Art against the Cynics
Of the many beautifully written passages in Shaun Berke’s Winter and Summer (on Rousseau: “ Rousseau identifies the advent of Reason as our Original Sin and the rise of iron and wheat as the ruin of the human race”, on the alienation of modern work: “our kind fashioned a world of sitting in boxes with striped nooses around our necks”), one section in particular on The Aesthetic Value of Nothing stood out to me.
In this subsection, drawing on Nietzche, Shaun points out that, “the ironical man pretends to be ignorant so to humiliate. The purpose of irony is to humble and to shame; irony is a rudeness and conceit used to feel superior.” (p.39).
This passage reminded me of some of my own reflections on cynicism. I’m pretty cynical about cynicism. It’s so lazy. In fact, cynicism is too naive. It desires a completely faultless ethical world, it can’t cope with the compromises of the actual world while nevertheless working towards the good.
Far from being world-weary and wise, cynicism is incredibly naive and idealistic.
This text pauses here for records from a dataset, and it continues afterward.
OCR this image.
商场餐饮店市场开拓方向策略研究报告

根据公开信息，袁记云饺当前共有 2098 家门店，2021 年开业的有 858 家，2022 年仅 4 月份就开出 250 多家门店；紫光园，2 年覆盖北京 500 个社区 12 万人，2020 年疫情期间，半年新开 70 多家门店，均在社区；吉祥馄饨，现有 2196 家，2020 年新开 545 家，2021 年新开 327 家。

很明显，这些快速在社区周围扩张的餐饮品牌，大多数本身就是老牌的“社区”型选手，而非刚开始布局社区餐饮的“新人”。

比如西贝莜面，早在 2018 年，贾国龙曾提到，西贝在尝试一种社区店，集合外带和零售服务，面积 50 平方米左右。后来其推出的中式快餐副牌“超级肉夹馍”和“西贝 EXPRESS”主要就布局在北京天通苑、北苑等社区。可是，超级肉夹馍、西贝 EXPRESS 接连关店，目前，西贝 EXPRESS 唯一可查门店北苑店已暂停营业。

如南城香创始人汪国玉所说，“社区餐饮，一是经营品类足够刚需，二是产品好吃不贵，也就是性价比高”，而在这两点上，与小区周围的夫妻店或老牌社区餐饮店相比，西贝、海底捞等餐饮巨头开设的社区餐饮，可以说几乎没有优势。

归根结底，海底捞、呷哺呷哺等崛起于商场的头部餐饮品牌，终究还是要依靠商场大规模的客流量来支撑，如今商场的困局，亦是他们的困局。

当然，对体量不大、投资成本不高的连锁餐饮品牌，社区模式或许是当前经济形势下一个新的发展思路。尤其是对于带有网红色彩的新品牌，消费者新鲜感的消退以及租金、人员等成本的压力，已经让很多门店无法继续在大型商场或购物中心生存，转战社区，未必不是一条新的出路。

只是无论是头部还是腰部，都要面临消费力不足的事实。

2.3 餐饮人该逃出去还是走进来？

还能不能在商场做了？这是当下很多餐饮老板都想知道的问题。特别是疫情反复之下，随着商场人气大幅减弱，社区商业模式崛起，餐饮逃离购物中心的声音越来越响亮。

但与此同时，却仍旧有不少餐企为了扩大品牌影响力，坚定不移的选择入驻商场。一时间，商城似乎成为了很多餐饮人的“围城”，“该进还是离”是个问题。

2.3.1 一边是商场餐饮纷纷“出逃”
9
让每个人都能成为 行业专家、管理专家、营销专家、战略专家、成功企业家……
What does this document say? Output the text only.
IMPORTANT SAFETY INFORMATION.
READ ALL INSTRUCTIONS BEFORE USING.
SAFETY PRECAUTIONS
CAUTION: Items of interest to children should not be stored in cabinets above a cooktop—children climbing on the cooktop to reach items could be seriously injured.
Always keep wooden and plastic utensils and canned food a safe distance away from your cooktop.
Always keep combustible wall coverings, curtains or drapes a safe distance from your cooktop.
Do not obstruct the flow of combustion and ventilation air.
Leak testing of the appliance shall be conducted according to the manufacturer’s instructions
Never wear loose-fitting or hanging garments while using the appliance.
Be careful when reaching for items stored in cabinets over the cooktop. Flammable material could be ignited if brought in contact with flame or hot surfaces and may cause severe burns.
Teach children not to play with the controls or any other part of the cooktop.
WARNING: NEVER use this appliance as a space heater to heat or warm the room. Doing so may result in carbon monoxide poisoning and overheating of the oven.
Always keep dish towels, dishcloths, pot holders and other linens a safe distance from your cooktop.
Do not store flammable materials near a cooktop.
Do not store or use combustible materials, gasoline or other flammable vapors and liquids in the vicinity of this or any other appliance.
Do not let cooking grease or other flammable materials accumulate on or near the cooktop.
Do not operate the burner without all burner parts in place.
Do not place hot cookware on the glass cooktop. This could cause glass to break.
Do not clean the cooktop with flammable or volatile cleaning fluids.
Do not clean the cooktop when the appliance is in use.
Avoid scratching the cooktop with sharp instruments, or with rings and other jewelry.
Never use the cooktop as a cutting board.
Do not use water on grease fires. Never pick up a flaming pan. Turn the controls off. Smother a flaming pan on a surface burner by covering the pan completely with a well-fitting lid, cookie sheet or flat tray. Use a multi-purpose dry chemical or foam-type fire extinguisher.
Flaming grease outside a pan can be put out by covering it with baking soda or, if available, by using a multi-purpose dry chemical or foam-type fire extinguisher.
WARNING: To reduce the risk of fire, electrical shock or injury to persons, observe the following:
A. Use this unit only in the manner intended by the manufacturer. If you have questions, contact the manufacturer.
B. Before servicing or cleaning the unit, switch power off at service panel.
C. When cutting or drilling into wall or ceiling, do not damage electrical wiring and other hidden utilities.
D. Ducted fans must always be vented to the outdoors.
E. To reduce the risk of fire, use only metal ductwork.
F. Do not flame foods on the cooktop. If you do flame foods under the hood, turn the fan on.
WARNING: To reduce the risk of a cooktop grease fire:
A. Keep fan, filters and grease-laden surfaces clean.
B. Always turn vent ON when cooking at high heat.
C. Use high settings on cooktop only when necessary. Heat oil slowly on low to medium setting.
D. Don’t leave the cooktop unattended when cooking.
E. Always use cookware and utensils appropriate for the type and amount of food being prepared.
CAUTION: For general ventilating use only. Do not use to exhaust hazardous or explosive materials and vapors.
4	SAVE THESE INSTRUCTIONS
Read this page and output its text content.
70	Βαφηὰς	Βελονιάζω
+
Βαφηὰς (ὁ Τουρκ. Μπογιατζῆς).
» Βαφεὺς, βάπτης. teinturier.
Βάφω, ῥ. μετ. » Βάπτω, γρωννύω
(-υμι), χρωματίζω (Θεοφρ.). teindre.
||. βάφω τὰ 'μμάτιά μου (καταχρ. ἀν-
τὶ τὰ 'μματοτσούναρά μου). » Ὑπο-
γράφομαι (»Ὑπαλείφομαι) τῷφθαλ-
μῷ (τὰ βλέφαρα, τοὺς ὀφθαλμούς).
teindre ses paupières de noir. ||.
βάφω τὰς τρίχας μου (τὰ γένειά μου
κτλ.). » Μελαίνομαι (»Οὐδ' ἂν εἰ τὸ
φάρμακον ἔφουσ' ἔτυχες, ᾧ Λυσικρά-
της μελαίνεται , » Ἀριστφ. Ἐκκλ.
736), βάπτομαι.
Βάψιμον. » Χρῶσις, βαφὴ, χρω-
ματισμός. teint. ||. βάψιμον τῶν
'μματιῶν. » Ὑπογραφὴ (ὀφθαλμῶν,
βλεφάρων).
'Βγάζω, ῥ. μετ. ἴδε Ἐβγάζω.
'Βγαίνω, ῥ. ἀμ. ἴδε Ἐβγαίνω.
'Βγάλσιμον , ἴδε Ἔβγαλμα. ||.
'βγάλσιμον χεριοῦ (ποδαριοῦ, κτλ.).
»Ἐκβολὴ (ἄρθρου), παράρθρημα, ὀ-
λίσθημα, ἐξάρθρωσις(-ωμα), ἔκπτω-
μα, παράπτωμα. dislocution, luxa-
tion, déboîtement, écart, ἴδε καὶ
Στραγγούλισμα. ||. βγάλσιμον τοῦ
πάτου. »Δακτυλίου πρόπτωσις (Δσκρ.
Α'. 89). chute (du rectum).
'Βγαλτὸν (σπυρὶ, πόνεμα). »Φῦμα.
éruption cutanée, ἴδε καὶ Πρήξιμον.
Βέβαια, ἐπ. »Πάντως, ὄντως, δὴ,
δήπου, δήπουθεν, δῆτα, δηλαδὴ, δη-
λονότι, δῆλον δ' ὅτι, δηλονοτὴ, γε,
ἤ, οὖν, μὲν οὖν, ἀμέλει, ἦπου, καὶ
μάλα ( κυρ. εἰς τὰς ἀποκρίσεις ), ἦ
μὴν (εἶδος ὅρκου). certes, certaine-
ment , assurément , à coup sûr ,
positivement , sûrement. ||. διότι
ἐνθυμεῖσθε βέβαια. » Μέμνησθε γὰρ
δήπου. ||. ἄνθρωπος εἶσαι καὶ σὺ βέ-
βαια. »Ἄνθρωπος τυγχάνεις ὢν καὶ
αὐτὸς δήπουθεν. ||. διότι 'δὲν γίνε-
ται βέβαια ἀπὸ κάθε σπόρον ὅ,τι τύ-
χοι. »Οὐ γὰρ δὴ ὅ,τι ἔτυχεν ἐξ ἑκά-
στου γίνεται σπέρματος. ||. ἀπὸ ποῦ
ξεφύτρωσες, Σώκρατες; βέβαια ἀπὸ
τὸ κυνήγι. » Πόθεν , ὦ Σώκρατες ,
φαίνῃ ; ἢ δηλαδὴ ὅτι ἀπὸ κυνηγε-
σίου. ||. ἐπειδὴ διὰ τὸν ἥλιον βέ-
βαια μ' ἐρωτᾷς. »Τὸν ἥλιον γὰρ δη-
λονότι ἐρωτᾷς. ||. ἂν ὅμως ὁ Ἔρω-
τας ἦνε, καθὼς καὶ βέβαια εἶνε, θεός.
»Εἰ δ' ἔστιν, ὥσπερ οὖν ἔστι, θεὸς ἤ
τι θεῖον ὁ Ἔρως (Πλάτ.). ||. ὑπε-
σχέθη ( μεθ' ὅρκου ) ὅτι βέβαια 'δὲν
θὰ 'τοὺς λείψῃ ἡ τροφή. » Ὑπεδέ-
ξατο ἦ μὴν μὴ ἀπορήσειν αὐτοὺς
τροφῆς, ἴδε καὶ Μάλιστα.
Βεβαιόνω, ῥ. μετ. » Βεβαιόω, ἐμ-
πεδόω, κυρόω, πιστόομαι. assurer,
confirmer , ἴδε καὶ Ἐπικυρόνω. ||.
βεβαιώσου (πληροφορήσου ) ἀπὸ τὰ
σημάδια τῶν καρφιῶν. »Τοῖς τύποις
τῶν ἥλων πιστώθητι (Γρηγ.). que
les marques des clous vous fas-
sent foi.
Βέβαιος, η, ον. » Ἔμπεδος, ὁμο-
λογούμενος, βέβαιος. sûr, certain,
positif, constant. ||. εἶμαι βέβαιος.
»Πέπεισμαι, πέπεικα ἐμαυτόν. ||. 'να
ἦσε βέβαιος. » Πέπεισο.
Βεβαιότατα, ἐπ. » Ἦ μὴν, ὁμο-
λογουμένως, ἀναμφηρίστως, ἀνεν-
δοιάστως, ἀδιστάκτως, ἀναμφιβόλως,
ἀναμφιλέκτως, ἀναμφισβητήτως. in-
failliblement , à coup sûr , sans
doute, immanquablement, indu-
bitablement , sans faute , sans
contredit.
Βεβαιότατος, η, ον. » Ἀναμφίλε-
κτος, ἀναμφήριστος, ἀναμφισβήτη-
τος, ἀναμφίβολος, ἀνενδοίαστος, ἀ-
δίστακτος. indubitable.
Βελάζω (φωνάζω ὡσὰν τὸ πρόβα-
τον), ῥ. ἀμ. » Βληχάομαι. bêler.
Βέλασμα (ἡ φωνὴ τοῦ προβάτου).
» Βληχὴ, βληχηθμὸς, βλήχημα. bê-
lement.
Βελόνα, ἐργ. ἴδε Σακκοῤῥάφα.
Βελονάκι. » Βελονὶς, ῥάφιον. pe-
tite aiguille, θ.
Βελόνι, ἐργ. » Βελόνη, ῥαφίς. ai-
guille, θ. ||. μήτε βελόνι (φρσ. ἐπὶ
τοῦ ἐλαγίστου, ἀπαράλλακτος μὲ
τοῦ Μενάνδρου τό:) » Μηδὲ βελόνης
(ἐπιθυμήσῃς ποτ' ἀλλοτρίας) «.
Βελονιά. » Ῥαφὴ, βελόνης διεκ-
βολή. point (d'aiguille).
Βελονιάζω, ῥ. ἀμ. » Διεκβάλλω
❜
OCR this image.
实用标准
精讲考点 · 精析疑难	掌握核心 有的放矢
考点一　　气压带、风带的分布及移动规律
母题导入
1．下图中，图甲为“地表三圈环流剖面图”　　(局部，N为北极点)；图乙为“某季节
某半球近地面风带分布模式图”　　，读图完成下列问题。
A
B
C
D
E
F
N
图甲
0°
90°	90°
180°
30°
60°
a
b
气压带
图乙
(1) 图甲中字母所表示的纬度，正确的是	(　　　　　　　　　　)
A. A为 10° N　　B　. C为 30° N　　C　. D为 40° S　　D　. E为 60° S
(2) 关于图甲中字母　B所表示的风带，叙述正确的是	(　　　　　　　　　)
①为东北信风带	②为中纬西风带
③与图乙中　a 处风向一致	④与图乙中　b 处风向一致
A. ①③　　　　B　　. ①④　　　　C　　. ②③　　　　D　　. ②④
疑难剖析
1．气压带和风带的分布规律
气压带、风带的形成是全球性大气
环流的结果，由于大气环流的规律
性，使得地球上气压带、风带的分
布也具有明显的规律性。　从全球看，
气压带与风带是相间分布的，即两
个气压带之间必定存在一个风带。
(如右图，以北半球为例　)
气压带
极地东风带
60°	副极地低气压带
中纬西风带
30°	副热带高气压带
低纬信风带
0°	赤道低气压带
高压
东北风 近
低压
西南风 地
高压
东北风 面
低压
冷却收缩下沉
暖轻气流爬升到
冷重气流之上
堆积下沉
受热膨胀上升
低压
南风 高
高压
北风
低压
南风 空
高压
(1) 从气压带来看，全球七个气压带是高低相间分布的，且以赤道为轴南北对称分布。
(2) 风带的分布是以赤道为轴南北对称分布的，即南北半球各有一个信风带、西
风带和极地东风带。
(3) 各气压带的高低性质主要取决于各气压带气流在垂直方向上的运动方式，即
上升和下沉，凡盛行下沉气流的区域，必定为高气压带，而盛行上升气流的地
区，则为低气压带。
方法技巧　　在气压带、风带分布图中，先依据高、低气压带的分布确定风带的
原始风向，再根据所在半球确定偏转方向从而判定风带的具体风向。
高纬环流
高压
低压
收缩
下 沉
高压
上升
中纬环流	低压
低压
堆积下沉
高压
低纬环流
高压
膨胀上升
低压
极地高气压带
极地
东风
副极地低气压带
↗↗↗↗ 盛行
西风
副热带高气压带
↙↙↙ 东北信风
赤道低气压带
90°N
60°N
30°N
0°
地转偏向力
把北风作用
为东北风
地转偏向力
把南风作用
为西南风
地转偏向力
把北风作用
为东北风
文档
The cynic has a highly developed sense of propriety against which everything is judged and found wanting. Cynics don’t understand that a society can function quite well, better, even, with a certain amount of grace — ‘corruption’, as they would see it — where the rules are implied and somewhat malleable rather than through their strict adherence and totalitarian application.
Cynics establish the absolute perfect enforcement of all rules under all circumstances at all time as an impossible ethical standard. However, their instantiation of this ethical standard is not intended as a shining star to take aim towards as individuals and societies try to better themselves, however imperfectly they may strive towards it, but as a doubly cynical cop-out. Their cynicism is not even sincere, but a foil for disengagement and passivity.
Furthermore, it just takes too much effort to be cynical all the time. Just as it’s wrong to live in a naive state of Panglossian denial about the negative aspects of life, so, too, it is wrong and corrosive to always assume the worst of everyone. Shaun recognises this, warning us that, “The habit of irony and sarcasm spoils the character”, and, quoting Nietzche in Human, All-Too-Human, ““fosters the quality of a snappy dog that has learned to laugh and forgotten how to bite.”” Indeed, cynics paint themselves into a corner, since by having sneered at everything they never dare allow themselves the vulnerability of a passionate commitment to a cause.
Against such cynicism, Shaun mounts A Call to Arts; art against the cynics. Let us look for beauty in great works of art or in a kind act between friends or strangers. In this light, Winter and Summer is indeed an apt first publication for the Halkyon Guild, based as it is upon the ancient Greek myth of a little ice bird whom took time to reflect on the travails of the world while brooding her eggs, softening Zeus’s heart with her lamentations. May the icy grip of wintery cynicism thaw to give forth the blooms of a thousand such flowers.